A portion of the research proposal on risk communication. A well prepared proposal leads to the research being carried out more smoothly.

3. Taking initiative to ask and clarify

As mentioned previously, there was little guidance at first for the first few days. Hence, a lot of time was spent doing nothing. This was very unproductive and I learnt that we could have made better use of the time by taking initiative to ask the mentors what to do. Even when we moved to Tampines Plaza and started on the newsletter, we were at first only told that we had to do the project, and not how to start or where to begin. Hence, I had to go and ask the mentor on details on where to begin. This was where I learnt that bosses have different styles. My sister’s mentor had everything planned for her and gave her a timeline on what she had to complete every day. However, for me it was more own time own target. It was only after I asked the mentor where to begin that she explained more about the goals of the newsletter and what were her plans for us. At first, my friends had thought that we were just supposed to come up with something ourselves. Since our mentor was less strict in terms of what we had to do every day, we had to plan our own timeline and clarify with them whenever we faced challenges or did not know what to do.
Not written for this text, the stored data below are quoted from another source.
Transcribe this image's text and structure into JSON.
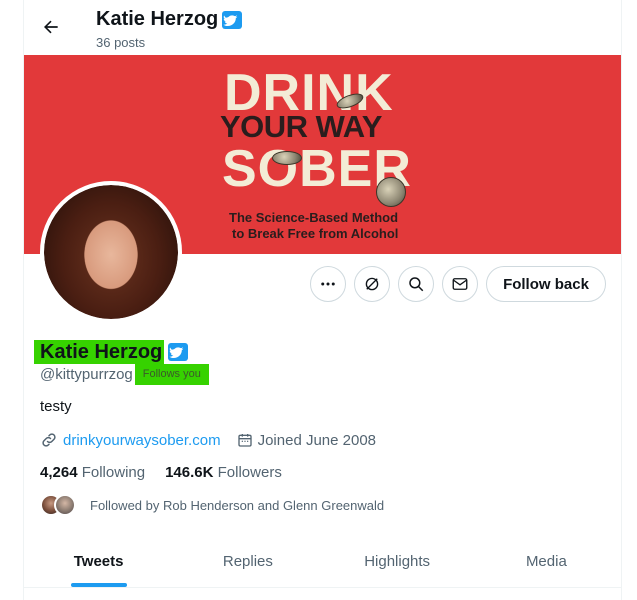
{
  "header": {
    "name": "Katie Herzog",
    "posts": "36 posts"
  },
  "banner": {
    "line1": "DRINK",
    "line2": "YOUR WAY",
    "line3": "SOBER",
    "sub1": "The Science-Based Method",
    "sub2": "to Break Free from Alcohol"
  },
  "actions": {
    "follow_label": "Follow back"
  },
  "profile": {
    "name": "Katie Herzog",
    "handle": "@kittypurrzog",
    "follows_you": "Follows you",
    "bio": "testy",
    "website": "drinkyourwaysober.com",
    "joined": "Joined June 2008",
    "following_count": "4,264",
    "following_label": "Following",
    "followers_count": "146.6K",
    "followers_label": "Followers",
    "followed_by": "Followed by Rob Henderson and Glenn Greenwald"
  },
  "tabs": [
    {
      "label": "Tweets",
      "active": true
    },
    {
      "label": "Replies",
      "active": false
    },
    {
      "label": "Highlights",
      "active": false
    },
    {
      "label": "Media",
      "active": false
    }
  ],
  "colors": {
    "accent": "#1d9bf0",
    "banner": "#e2393a",
    "highlight": "#36d200",
    "verified": "#1d9bf0"
  }
}
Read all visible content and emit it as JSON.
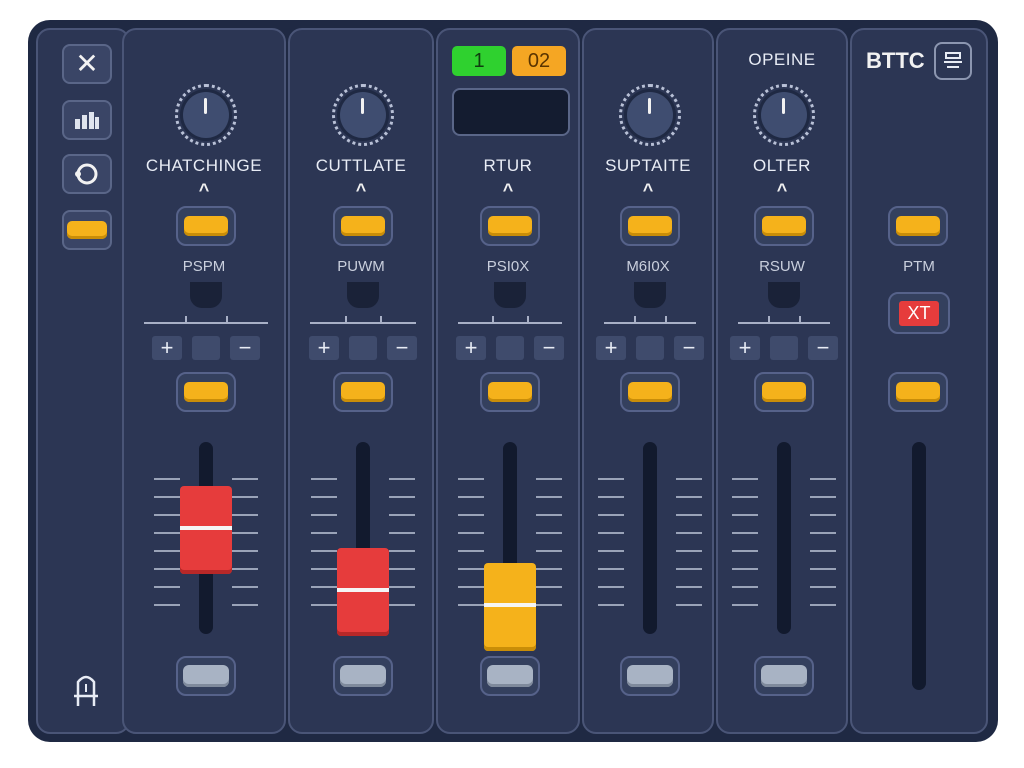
{
  "sidebar": {
    "icons": [
      "close-icon",
      "grid-icon",
      "refresh-icon"
    ],
    "bottom_icon": "pin-icon"
  },
  "channels": [
    {
      "label": "CHATCHINGE",
      "sublabel": "PSPM"
    },
    {
      "label": "CUTTLATE",
      "sublabel": "PUWM"
    },
    {
      "label": "RTUR",
      "sublabel": "PSI0X",
      "badge1": "1",
      "badge2": "02"
    },
    {
      "label": "SUPTAITE",
      "sublabel": "M6I0X"
    },
    {
      "label": "OLTER",
      "sublabel": "RSUW",
      "header": "OPEINE"
    }
  ],
  "master": {
    "title": "BTTC",
    "sublabel": "PTM",
    "alert": "XT"
  },
  "faders": [
    {
      "channel": "CHATCHINGE",
      "level": 0.65,
      "color": "red"
    },
    {
      "channel": "CUTTLATE",
      "level": 0.25,
      "color": "red"
    },
    {
      "channel": "RTUR",
      "level": 0.15,
      "color": "amber"
    }
  ],
  "colors": {
    "accent": "#f5b21b",
    "fader_red": "#e63c3c",
    "badge_green": "#2fd12f",
    "badge_orange": "#f5a623",
    "alert_red": "#e63c3c",
    "panel": "#2c3654"
  }
}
2 interesting aspects of my learning

1. Research is actually an office job but includes interviews and ground efforts which requires the researchers to travel to many places. The job can be a rather unstable job as it is contract based, but that is what makes it flexible.

2. Health Technology Assessment is a much-needed area in healthcare. Health technology can be both medicine and devices used for healthcare and since new technology is always invented, it is necessary to perform a HTA to assess it and measure whether it is cost-effective, and how well it works. It helps with decision-making processes regarding the health technology, which is important as this influences healthcare policies and guidelines regarding the health technology and impacts what technology would be used for patients.

1 takeaway for life

I think the whole experience of research is something I can take away. Even though the during the group projects in school, we do carry out research, it was fascinating to see the large scale of it in play in the work condition. Also, the meals that I ate and the experience of staying back until 6.30pm were unforgettable.